Pasif devre zararının hesaplanması sırasında esas alınan ücret, bir çalışmanın karşılığı değil ekonomik bir değer taşıyan yaşamsal faaliyetlerin sürdürülmesinin karşılığıdır. Hal böyle olunca da ücretle fiilen çalışanlara uygulanmak için getirilen asgari geçim indiriminin, ücretli bir çalışmanın söz konusu olmadığı pasif devre zararının hesaplanması sırasında dikkate alınamayacağı açıktır.
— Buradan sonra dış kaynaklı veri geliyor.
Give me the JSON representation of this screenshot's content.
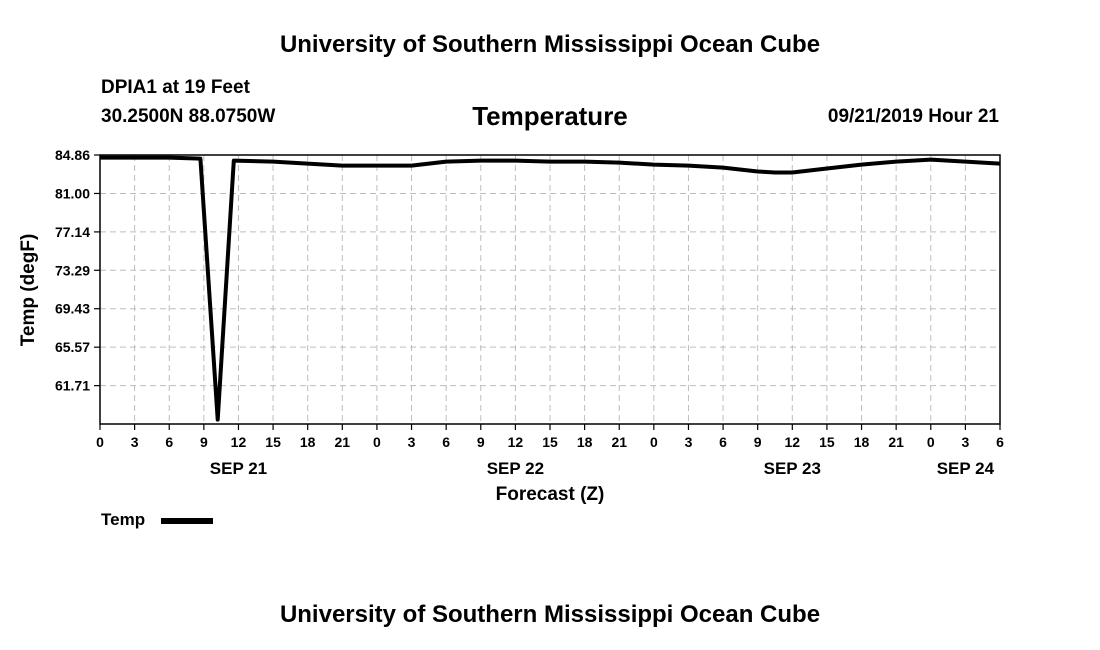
{
  "header": {
    "title_top": "University of Southern Mississippi Ocean Cube",
    "title_bottom": "University of Southern Mississippi Ocean Cube",
    "station": "DPIA1 at 19 Feet",
    "coords": "30.2500N 88.0750W",
    "chart_title": "Temperature",
    "datetime": "09/21/2019 Hour 21"
  },
  "legend": {
    "label": "Temp"
  },
  "colors": {
    "line": "#000000",
    "grid": "#bdbdbd",
    "background": "#ffffff"
  },
  "chart_data": {
    "type": "line",
    "title": "Temperature",
    "xlabel": "Forecast (Z)",
    "ylabel": "Temp (degF)",
    "xlim": [
      0,
      78
    ],
    "ylim": [
      57.86,
      84.86
    ],
    "grid": true,
    "legend_position": "below-left",
    "x_ticks": [
      0,
      3,
      6,
      9,
      12,
      15,
      18,
      21,
      24,
      27,
      30,
      33,
      36,
      39,
      42,
      45,
      48,
      51,
      54,
      57,
      60,
      63,
      66,
      69,
      72,
      75,
      78
    ],
    "x_tick_labels": [
      "0",
      "3",
      "6",
      "9",
      "12",
      "15",
      "18",
      "21",
      "0",
      "3",
      "6",
      "9",
      "12",
      "15",
      "18",
      "21",
      "0",
      "3",
      "6",
      "9",
      "12",
      "15",
      "18",
      "21",
      "0",
      "3",
      "6"
    ],
    "date_labels": [
      {
        "x": 12,
        "label": "SEP 21"
      },
      {
        "x": 36,
        "label": "SEP 22"
      },
      {
        "x": 60,
        "label": "SEP 23"
      },
      {
        "x": 75,
        "label": "SEP 24"
      }
    ],
    "y_ticks": [
      84.86,
      81.0,
      77.14,
      73.29,
      69.43,
      65.57,
      61.71
    ],
    "y_tick_labels": [
      "84.86",
      "81.00",
      "77.14",
      "73.29",
      "69.43",
      "65.57",
      "61.71"
    ],
    "series": [
      {
        "name": "Temp",
        "x": [
          0,
          3,
          6,
          8.7,
          10.2,
          11.6,
          15,
          18,
          21,
          24,
          27,
          30,
          33,
          36,
          39,
          42,
          45,
          48,
          51,
          54,
          57,
          58.5,
          60,
          63,
          66,
          69,
          72,
          75,
          78
        ],
        "y": [
          84.6,
          84.6,
          84.6,
          84.5,
          58.3,
          84.3,
          84.2,
          84.0,
          83.8,
          83.8,
          83.8,
          84.2,
          84.3,
          84.3,
          84.2,
          84.2,
          84.1,
          83.9,
          83.8,
          83.6,
          83.2,
          83.1,
          83.1,
          83.5,
          83.9,
          84.2,
          84.4,
          84.2,
          84.0
        ]
      }
    ]
  }
}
Zira, asgari geçim indirimi ücretin eki olmadığından, tazminat alacaklarının hesaplanmasına esas ücrete dahil edilemez.
Somut olayda, destekten yoksun kalan davacı …’nun desteğe ilişkin pasif dönem zararı asgari geçim indirimi olmaksızın asgari ücret üzerinden hesaplanması gerektiğinden hükme esas alınan bilirkişi raporunda ise asgari geçim indirimi uygulanmış asgari ücretin esas alındığı görülmekle mahkemece, bilirkişiden bu yönde ek rapor alındıktan sonra varılacak sonuca göre karar vermek gerekirken, eksik incelemeyle yazılı şekilde karar verilmesi doğru görülmemiştir.
SONUÇ: Yukarıda 1)numaralı bentte açıklanan nedenlerle davacılar, davalı … ve davalı …. vekillerinin sair temyiz itirazlarının reddine, 2)numaralı bentte açıklanan nedenlerle davacı vekilinin temyiz itirazının, 3) numaralı bentte açıklanan nedenlerle davalı … vekilinin ve davalı …. Vekilinin temyiz itirazının kabulü ile hükmün BOZULMASINA, peşin alınan harcın istek halinde temyiz eden davacılar ve davalı … AŞ ve …’ne geri verilmesine 22/06/2015 gününde oybirliğiyle karar verildi.